Ukrainian sources told Welt that Ukrainian Defense Minister Oleksii Reznikov sent a letter to his German counterpart, Christine Lambrecht, asking for the IFVs and other heavy weaponry. However, Lambrecht rejected the request in a phone conversation with Reznikov .
The German Defence Ministry confirmed the Ukrainian request. However, it noted that all Marder IFVs are bound by NATO commitments, therefore their withdrawal from positions would then have to be resolved within NATO.
The Marder, which was developed more than fifty years ago, can carry up to nine personnel and has an operation range 520 kilometers.

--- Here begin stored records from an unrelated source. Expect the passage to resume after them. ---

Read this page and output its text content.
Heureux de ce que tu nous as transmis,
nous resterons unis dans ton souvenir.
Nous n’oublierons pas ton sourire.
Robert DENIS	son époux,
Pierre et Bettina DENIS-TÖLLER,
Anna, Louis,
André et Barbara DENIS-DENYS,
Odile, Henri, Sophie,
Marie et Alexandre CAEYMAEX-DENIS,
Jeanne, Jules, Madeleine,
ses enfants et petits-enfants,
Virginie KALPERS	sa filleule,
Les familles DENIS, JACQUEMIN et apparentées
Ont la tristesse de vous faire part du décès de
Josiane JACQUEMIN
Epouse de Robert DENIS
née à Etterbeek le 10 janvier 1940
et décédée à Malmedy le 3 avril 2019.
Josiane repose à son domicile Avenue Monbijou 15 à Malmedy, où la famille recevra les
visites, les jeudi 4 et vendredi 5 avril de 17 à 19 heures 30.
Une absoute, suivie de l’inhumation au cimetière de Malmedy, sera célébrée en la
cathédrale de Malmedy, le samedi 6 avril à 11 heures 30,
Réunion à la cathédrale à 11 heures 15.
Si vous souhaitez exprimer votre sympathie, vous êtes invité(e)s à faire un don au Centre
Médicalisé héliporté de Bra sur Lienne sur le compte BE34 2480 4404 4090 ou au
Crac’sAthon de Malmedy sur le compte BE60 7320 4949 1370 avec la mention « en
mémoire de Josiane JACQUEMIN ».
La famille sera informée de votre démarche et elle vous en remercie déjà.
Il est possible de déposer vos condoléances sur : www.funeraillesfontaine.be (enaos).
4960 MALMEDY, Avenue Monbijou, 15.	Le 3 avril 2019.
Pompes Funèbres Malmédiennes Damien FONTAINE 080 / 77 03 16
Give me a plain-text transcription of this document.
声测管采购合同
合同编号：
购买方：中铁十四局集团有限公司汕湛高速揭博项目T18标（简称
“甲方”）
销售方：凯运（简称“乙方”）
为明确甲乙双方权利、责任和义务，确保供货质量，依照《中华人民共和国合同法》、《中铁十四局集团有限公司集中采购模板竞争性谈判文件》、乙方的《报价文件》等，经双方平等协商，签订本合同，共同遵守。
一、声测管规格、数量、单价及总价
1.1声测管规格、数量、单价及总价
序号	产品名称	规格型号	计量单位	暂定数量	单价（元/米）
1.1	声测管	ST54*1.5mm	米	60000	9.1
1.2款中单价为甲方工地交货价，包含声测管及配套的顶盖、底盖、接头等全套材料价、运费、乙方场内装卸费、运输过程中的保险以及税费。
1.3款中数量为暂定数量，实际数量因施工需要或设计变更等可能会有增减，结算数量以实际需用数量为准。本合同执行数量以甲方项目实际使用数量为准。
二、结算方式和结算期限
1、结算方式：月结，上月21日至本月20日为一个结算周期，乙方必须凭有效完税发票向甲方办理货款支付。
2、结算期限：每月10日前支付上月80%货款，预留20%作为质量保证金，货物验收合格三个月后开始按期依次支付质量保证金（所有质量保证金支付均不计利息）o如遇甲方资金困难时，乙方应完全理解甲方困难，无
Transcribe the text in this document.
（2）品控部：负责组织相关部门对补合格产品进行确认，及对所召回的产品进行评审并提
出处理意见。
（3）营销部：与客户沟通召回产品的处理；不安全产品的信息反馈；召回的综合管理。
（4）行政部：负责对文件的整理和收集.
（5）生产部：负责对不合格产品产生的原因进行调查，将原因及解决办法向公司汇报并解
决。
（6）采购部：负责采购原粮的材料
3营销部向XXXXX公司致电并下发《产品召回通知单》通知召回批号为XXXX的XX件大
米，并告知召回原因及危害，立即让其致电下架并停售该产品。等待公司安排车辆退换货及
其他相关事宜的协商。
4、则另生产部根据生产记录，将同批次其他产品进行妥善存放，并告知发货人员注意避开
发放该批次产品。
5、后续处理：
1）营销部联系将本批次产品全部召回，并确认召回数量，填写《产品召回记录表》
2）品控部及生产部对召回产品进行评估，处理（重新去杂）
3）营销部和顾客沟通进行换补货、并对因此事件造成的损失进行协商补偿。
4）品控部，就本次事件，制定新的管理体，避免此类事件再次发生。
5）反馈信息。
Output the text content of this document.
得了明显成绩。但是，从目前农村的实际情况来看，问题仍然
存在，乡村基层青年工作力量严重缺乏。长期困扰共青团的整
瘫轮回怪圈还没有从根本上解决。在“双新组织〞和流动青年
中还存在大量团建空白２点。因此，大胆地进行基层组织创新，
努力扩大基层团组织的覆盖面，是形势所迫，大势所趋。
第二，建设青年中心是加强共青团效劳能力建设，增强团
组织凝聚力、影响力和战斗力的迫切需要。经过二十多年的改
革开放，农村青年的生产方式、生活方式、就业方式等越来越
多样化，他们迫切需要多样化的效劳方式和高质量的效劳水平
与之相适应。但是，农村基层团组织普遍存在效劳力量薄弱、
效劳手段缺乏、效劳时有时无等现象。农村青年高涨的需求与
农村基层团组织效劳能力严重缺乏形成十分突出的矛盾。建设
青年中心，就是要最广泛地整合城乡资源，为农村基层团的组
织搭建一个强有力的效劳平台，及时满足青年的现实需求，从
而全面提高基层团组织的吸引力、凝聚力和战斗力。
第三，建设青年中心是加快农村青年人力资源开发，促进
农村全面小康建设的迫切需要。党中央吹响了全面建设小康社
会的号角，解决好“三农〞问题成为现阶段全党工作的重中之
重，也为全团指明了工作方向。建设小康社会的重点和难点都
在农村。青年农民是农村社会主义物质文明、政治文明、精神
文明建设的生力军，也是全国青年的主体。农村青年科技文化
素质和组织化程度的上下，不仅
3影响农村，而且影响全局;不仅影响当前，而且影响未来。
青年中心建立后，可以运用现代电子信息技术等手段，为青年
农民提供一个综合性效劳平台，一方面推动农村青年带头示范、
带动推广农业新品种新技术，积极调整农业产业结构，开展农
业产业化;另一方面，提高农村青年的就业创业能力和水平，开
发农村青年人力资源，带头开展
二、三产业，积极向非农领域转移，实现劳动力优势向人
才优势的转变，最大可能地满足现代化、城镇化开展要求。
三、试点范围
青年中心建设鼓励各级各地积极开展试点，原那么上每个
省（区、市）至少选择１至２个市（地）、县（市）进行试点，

The IFV is armed with a 20 mm Rheinmetall MK 20 Rh 202 automatic cannon MILAN ATGM [anti-tank guided missile] launcher and a 7.62 mm MG3 machine gun. The vehicle went through a number of upgrades that included fitting night vision equipment and a thermal imager, as well as an upgraded ammunition feed to the main cannon.
Germany has been supplying weapons to Kiev forces since the beginning of the Russian special military operation in Ukraine. The weapons supplied by Germany included hundreds of Stinger anti-aircraft missile systems and Panzerfaust-3 anti-tank rocket-propelled grenades.
On April 1, Germany announced that it had cleared a planned transfer of 56 Pbv-501 IFVs, which are upgraded ex-East German Soviet-made BMP-1s, from the Czech Republic to Ukraine.
Germany’s refusal to supply Ukraine with Marder IFV was clearly the result of a technical issue, not a shift in Berlin’s policy. Like the rest of Western states backing Kiev forces, Germany hopes that its military support to end up foiling the Russian special operation in Ukraine. In reality this support is just prolonging the war.